MBG
MBG copied to clipboard
Assembly changes from run to run
MBG bioconda 1.0.16
Hi,
-
I am testing MBG on an organellar genome and noticed the results can change if you run the program multiple times. I couldn't find a seed parameter in the options to make the assembly reproducible. Any tips?
-
Below is an example of two consecutive runs of MBG on the same input with identical parameters and the results differ in length by 4 bp.

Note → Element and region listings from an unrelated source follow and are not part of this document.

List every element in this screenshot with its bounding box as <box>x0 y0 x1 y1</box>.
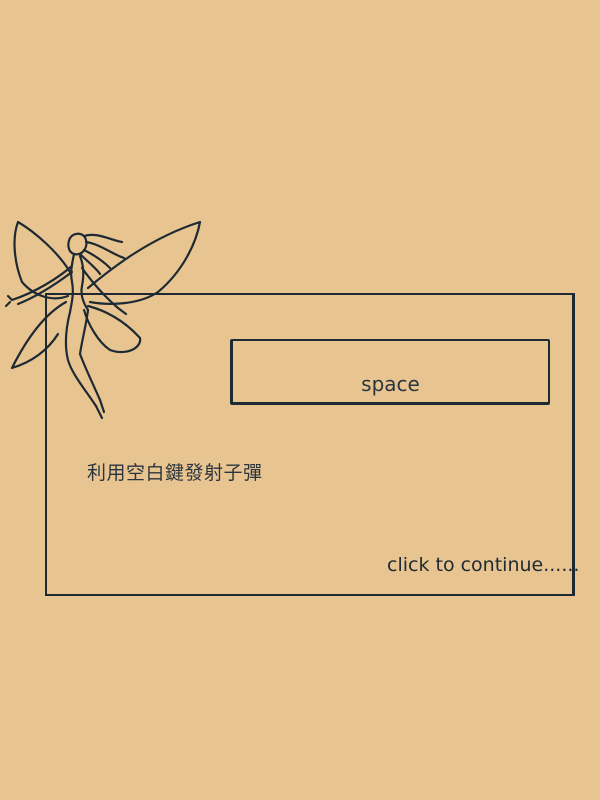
instruction-text: 利用空白鍵發射子彈 <box>87 462 263 484</box>
fairy-icon <box>4 220 202 420</box>
continue-button[interactable]: click to continue...... <box>387 552 579 578</box>
key-name-label: space <box>361 372 420 396</box>
key-hint-box: space <box>230 339 550 405</box>
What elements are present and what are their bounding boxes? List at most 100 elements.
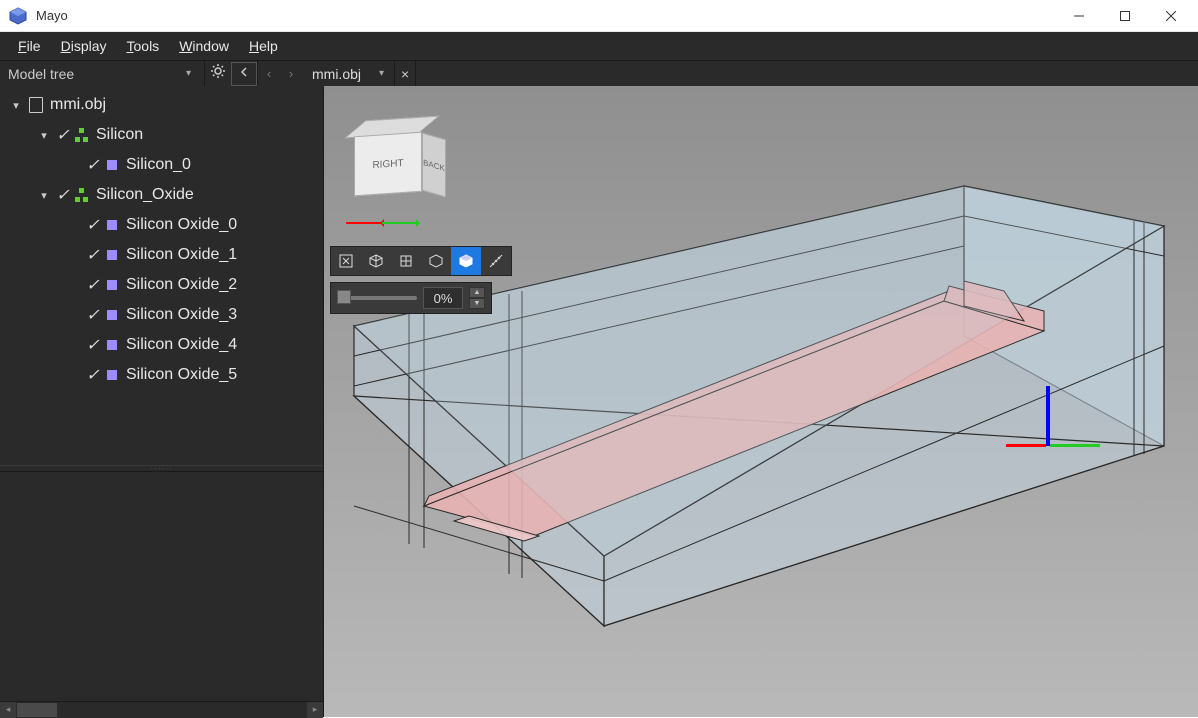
document-tab-host: ‹ › mmi.obj ▾ × [258, 61, 1198, 86]
mesh-icon [102, 370, 122, 380]
tab-dropdown-icon[interactable]: ▾ [379, 68, 384, 79]
axis-z-icon [1046, 386, 1050, 446]
app-title: Mayo [36, 8, 1056, 23]
tree-row-mesh[interactable]: ✓ Silicon_0 [0, 150, 323, 180]
navcube-side-face[interactable]: BACK [422, 133, 446, 198]
group-icon [72, 128, 92, 142]
toolbar-row: Model tree ▾ ‹ › mmi.obj ▾ × [0, 60, 1198, 86]
check-icon[interactable]: ✓ [84, 365, 102, 385]
navigation-cube[interactable]: RIGHT BACK [344, 114, 454, 234]
menu-help[interactable]: Help [239, 34, 288, 58]
explode-spinner[interactable]: ▲ ▼ [469, 287, 485, 309]
check-icon[interactable]: ✓ [84, 245, 102, 265]
view-toolbar [330, 246, 512, 276]
mesh-icon [102, 310, 122, 320]
tree-label: Silicon_Oxide [92, 186, 194, 204]
tree-label: mmi.obj [46, 96, 106, 114]
panel-dropdown-icon[interactable]: ▾ [186, 68, 196, 79]
viewport-3d[interactable]: RIGHT BACK 0% ▲ ▼ [324, 86, 1198, 717]
scroll-left-button[interactable]: ◂ [0, 702, 16, 718]
group-icon [72, 188, 92, 202]
window-minimize-button[interactable] [1056, 0, 1102, 32]
menu-file[interactable]: File [8, 34, 51, 58]
menubar: File Display Tools Window Help [0, 32, 1198, 60]
explode-slider-panel: 0% ▲ ▼ [330, 282, 492, 314]
tree-row-group[interactable]: ▾ ✓ Silicon_Oxide [0, 180, 323, 210]
tab-next-button[interactable]: › [280, 66, 302, 81]
navcube-front-face[interactable]: RIGHT [354, 132, 422, 197]
check-icon[interactable]: ✓ [54, 185, 72, 205]
horizontal-scrollbar[interactable]: ◂ ▸ [0, 701, 323, 717]
tree-label: Silicon Oxide_2 [122, 276, 237, 294]
collapse-panel-button[interactable] [231, 62, 257, 86]
mesh-icon [102, 250, 122, 260]
tree-row-mesh[interactable]: ✓ Silicon Oxide_2 [0, 270, 323, 300]
axis-y-icon [1050, 444, 1100, 447]
check-icon[interactable]: ✓ [54, 125, 72, 145]
window-close-button[interactable] [1148, 0, 1194, 32]
tree-row-file[interactable]: ▾ mmi.obj [0, 90, 323, 120]
check-icon[interactable]: ✓ [84, 335, 102, 355]
close-icon: × [401, 66, 409, 82]
tree-row-mesh[interactable]: ✓ Silicon Oxide_3 [0, 300, 323, 330]
tree-row-mesh[interactable]: ✓ Silicon Oxide_4 [0, 330, 323, 360]
model-tree: ▾ mmi.obj ▾ ✓ Silicon ✓ Silicon_0 ▾ ✓ Si… [0, 86, 323, 465]
slider-thumb[interactable] [337, 290, 351, 304]
tree-row-group[interactable]: ▾ ✓ Silicon [0, 120, 323, 150]
settings-button[interactable] [205, 62, 231, 86]
file-icon [26, 97, 46, 113]
measure-button[interactable] [481, 247, 511, 275]
arrow-left-icon [238, 65, 250, 83]
explode-slider[interactable] [337, 296, 417, 300]
menu-tools[interactable]: Tools [117, 34, 170, 58]
gear-icon [210, 63, 226, 84]
model-render [324, 86, 1198, 717]
spin-up-button[interactable]: ▲ [469, 287, 485, 298]
check-icon[interactable]: ✓ [84, 155, 102, 175]
scroll-right-button[interactable]: ▸ [307, 702, 323, 718]
properties-panel [0, 471, 323, 701]
tree-row-mesh[interactable]: ✓ Silicon Oxide_5 [0, 360, 323, 390]
explode-percent-display: 0% [423, 287, 463, 309]
tab-close-button[interactable]: × [394, 61, 416, 86]
expand-icon[interactable]: ▾ [6, 99, 26, 112]
tree-label: Silicon [92, 126, 143, 144]
spin-down-button[interactable]: ▼ [469, 298, 485, 309]
window-titlebar: Mayo [0, 0, 1198, 32]
tree-row-mesh[interactable]: ✓ Silicon Oxide_1 [0, 240, 323, 270]
expand-icon[interactable]: ▾ [34, 129, 54, 142]
tree-label: Silicon Oxide_4 [122, 336, 237, 354]
scroll-thumb[interactable] [17, 703, 57, 717]
model-tree-title: Model tree [8, 66, 74, 82]
shaded-view-button[interactable] [451, 247, 481, 275]
app-icon [8, 6, 28, 26]
window-maximize-button[interactable] [1102, 0, 1148, 32]
check-icon[interactable]: ✓ [84, 305, 102, 325]
mesh-icon [102, 160, 122, 170]
tree-label: Silicon Oxide_1 [122, 246, 237, 264]
menu-display[interactable]: Display [51, 34, 117, 58]
check-icon[interactable]: ✓ [84, 275, 102, 295]
wireframe-view-button[interactable] [421, 247, 451, 275]
document-tab-label: mmi.obj [312, 66, 361, 82]
check-icon[interactable]: ✓ [84, 215, 102, 235]
tree-label: Silicon Oxide_3 [122, 306, 237, 324]
navcube-axis-y-icon [382, 222, 418, 224]
tab-prev-button[interactable]: ‹ [258, 66, 280, 81]
menu-window[interactable]: Window [169, 34, 239, 58]
document-tab[interactable]: mmi.obj ▾ [302, 66, 394, 82]
model-tree-panel-header: Model tree ▾ [0, 61, 205, 86]
fit-view-button[interactable] [331, 247, 361, 275]
mesh-icon [102, 280, 122, 290]
mesh-icon [102, 220, 122, 230]
expand-icon[interactable]: ▾ [34, 189, 54, 202]
tree-label: Silicon Oxide_0 [122, 216, 237, 234]
iso-view-button[interactable] [361, 247, 391, 275]
grid-view-button[interactable] [391, 247, 421, 275]
tree-label: Silicon_0 [122, 156, 191, 174]
navcube-axis-x-icon [346, 222, 382, 224]
tree-row-mesh[interactable]: ✓ Silicon Oxide_0 [0, 210, 323, 240]
sidebar: ▾ mmi.obj ▾ ✓ Silicon ✓ Silicon_0 ▾ ✓ Si… [0, 86, 324, 717]
tree-label: Silicon Oxide_5 [122, 366, 237, 384]
mesh-icon [102, 340, 122, 350]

(mbg) [guibo205@rackham2 mbg]$ MBG -i mapped_reads.fasta -o asm.gfa -k 2501 -w 2470 -a 10 -u 50 -t 8
MBG bioconda 1.0.16
Parameters: k=2501,w=2470,a=10,u=50,t=8,r=0,R=0,hpcvariantcov=0,errormasking=hpc,endkmers=no,blunt=no,keepgaps=no,guesswork=no,copycountfilter=no,onlylocal=no,filterwithinunitig=yes,cleaning=yes,cache=no
Collecting selected k-mers
Reading sequences from mapped_reads.fasta
5852 total selected k-mers in reads
1583 distinct selected k-mers in reads
Unitigifying
Filtering by unitig coverage
19 distinct selected k-mers in unitigs after filtering
Getting read paths
Reading sequences from mapped_reads.fasta
Building unitig sequences
Reading sequences from mapped_reads.fasta
Writing graph to asm.gfa
selecting k-mers and building graph topology took 0,617 s
unitigifying took 0,0 s
filtering unitigs took 0,0 s
getting read paths took 0,704 s
building unitig sequences took 0,809 s
forcing edge consistency took 0,0 s
writing the graph and calculating stats took 0,2 s
nodes: 1
edges: 1
assembly size 34948 bp, N50 34948
approximate number of k-mers ~ 32447
(mbg) [guibo205@rackham2 mbg]$ MBG -i mapped_reads.fasta -o asm2.gfa -k 2501 -w 2470 -a 10 -u 50 -t 8
MBG bioconda 1.0.16
Parameters: k=2501,w=2470,a=10,u=50,t=8,r=0,R=0,hpcvariantcov=0,errormasking=hpc,endkmers=no,blunt=no,keepgaps=no,guesswork=no,copycountfilter=no,onlylocal=no,filterwithinunitig=yes,cleaning=yes,cache=no
Collecting selected k-mers
Reading sequences from mapped_reads.fasta
5852 total selected k-mers in reads
1583 distinct selected k-mers in reads
Unitigifying
Filtering by unitig coverage
19 distinct selected k-mers in unitigs after filtering
Getting read paths
Reading sequences from mapped_reads.fasta
Building unitig sequences
Reading sequences from mapped_reads.fasta
Writing graph to asm2.gfa
selecting k-mers and building graph topology took 0,620 s
unitigifying took 0,0 s
filtering unitigs took 0,0 s
getting read paths took 0,699 s
building unitig sequences took 0,731 s
forcing edge consistency took 0,0 s
writing the graph and calculating stats took 0,2 s
nodes: 1
edges: 1
assembly size 34944 bp, N50 34944
approximate number of k-mers ~ 32443
Hi, this is a bug. Could you share the input reads?